Os dados mais recentes são informações oficiais do Ministério da Fazenda, até 28 de fevereiro de 2025, e refletem os valores já pagos pela União em indenizações a bancos financiadores e os juros de mora acumulados.

Entretanto, o valor total pode ser muito maior. Estima-se que a dívida total gire entre US$ 1,7 bilhão e US$ 2,5 bilhões, ou o equivalente a quase R$ 12 bilhões na cotação atual (R$ 5,42 em 4 de julho).

O calote do regime de Nicolás Maduro envolve operações de crédito para exportações brasileiras, muitas delas vinculadas a obras de infraestrutura no país vizinho, como metrôs, estaleiros e siderúrgicas.

Os financiamentos foram garantidos pelo SCE (Seguro de Crédito à Exportação), respaldado no FGE (Fundo de Garantia à Exportação), um mecanismo operado pela União para assegurar o pagamento a exportadores brasileiros em casos de inadimplência dos países importadores.

“Todos os recursos foram desembolsados no Brasil, em reais, diretamente aos exportadores”, afirma o BNDES (Banco Nacional de Desenvolvimento Econômico e Social).

O banco destaca que as prestações não quitadas pela Venezuela “já foram integralmente indenizadas pelo SCE” e que o saldo devedor foi transferido à União. A última indenização foi efetuada em junho de 2025.

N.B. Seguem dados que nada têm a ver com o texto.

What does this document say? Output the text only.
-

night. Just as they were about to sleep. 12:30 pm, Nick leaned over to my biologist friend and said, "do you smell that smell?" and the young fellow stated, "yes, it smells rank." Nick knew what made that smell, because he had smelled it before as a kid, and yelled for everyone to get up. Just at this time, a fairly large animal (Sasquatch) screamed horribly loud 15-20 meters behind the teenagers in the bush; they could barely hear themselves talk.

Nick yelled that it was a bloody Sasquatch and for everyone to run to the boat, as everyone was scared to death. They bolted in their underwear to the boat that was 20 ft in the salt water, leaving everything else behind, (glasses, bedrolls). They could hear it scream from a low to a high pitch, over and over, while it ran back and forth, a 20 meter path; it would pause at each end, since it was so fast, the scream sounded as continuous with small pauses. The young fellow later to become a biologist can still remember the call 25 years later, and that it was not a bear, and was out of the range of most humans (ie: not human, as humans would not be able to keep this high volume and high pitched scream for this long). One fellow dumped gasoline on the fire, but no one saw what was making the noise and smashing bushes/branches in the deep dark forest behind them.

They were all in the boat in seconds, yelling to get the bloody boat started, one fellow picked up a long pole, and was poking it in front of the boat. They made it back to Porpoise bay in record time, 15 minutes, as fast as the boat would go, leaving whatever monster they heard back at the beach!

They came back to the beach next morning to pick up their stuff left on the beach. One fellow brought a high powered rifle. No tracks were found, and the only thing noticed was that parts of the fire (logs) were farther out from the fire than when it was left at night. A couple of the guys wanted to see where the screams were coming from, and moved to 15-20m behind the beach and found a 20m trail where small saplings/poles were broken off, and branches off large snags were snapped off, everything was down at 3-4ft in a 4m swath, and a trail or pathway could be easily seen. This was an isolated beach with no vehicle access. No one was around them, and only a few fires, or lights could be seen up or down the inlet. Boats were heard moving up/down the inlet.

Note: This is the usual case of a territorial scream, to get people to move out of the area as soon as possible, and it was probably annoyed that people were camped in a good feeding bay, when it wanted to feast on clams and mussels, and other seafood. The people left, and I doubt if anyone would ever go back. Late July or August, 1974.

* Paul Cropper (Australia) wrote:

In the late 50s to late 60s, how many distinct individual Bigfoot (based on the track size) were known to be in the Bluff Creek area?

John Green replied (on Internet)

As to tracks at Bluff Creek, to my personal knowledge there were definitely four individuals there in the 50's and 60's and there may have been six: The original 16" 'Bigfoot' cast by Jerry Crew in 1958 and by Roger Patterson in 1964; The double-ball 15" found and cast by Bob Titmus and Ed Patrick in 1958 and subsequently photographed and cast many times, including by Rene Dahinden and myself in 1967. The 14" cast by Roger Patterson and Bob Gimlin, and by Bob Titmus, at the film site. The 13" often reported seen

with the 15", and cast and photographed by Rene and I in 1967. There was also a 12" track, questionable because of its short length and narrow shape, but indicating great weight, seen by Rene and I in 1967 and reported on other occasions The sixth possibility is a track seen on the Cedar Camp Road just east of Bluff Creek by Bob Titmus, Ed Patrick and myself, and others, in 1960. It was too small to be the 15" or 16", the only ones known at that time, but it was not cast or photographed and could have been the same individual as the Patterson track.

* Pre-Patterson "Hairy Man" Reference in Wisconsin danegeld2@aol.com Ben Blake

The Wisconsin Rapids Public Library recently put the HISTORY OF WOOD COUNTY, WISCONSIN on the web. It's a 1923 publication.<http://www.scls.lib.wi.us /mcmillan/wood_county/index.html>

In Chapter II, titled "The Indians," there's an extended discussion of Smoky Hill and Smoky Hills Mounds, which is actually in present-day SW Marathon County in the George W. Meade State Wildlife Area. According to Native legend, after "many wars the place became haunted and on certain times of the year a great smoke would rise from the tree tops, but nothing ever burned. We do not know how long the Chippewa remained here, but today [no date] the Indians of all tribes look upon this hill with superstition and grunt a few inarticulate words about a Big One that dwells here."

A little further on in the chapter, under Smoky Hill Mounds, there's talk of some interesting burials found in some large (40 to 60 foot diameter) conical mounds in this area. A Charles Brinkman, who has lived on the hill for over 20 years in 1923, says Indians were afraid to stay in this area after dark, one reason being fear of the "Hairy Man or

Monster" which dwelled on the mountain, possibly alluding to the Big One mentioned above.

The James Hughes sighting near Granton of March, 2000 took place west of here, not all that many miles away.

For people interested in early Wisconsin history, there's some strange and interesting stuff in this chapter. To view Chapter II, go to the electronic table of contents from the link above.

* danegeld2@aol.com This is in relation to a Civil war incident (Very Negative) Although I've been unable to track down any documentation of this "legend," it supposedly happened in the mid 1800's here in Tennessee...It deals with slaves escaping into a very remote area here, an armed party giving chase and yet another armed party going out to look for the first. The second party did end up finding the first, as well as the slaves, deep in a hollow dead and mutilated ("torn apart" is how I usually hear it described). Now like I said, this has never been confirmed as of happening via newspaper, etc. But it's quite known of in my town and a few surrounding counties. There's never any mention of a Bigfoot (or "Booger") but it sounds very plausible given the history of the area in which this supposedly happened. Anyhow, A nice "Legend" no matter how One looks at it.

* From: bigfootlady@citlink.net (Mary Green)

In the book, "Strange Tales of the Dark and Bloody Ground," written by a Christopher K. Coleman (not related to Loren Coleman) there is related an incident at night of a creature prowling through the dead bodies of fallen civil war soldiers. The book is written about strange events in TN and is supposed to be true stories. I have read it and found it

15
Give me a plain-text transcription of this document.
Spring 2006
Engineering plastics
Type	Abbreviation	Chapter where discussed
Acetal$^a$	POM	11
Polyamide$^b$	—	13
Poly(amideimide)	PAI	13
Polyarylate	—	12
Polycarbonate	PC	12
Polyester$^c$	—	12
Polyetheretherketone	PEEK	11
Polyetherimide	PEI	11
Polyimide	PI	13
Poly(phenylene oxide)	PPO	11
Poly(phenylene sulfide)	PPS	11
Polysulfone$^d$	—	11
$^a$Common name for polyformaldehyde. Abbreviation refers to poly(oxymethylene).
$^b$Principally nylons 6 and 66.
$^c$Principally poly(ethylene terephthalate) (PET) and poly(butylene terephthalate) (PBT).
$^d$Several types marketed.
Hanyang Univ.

A dívida do governo da Venezuela com o Brasil, no entanto, continua a crescer. Apenas nos dois primeiros meses do ano, o estoque aumentou em R$ 960,78 milhões.

De acordo com o Ministério da Fazenda, isso ocorre tanto pelo não pagamento de parcelas cobertas pelo seguro — restando ainda quatro prestações a vencer até junho, ou seja, esse valor pode ser muito maior — quanto pela incidência de juros de mora, que continuarão a se acumular até a quitação.

A inadimplência da Venezuela com o Brasil começou formalmente em 2018, e a dívida remonta a financiamentos contratados desde o início dos anos 2000.

Os valores foram direcionados principalmente a operações de comércio exterior e infraestrutura, com apoio oficial do governo brasileiro.

Venezuela não responde às cobranças

Do total, cerca de US$ 1,5 bilhão está diretamente relacionado a grandes obras, como o metrô de Caracas. Com a inadimplência, o FGE cobriu os pagamentos aos bancos, mas a fatura recaiu sobre o Tesouro Nacional.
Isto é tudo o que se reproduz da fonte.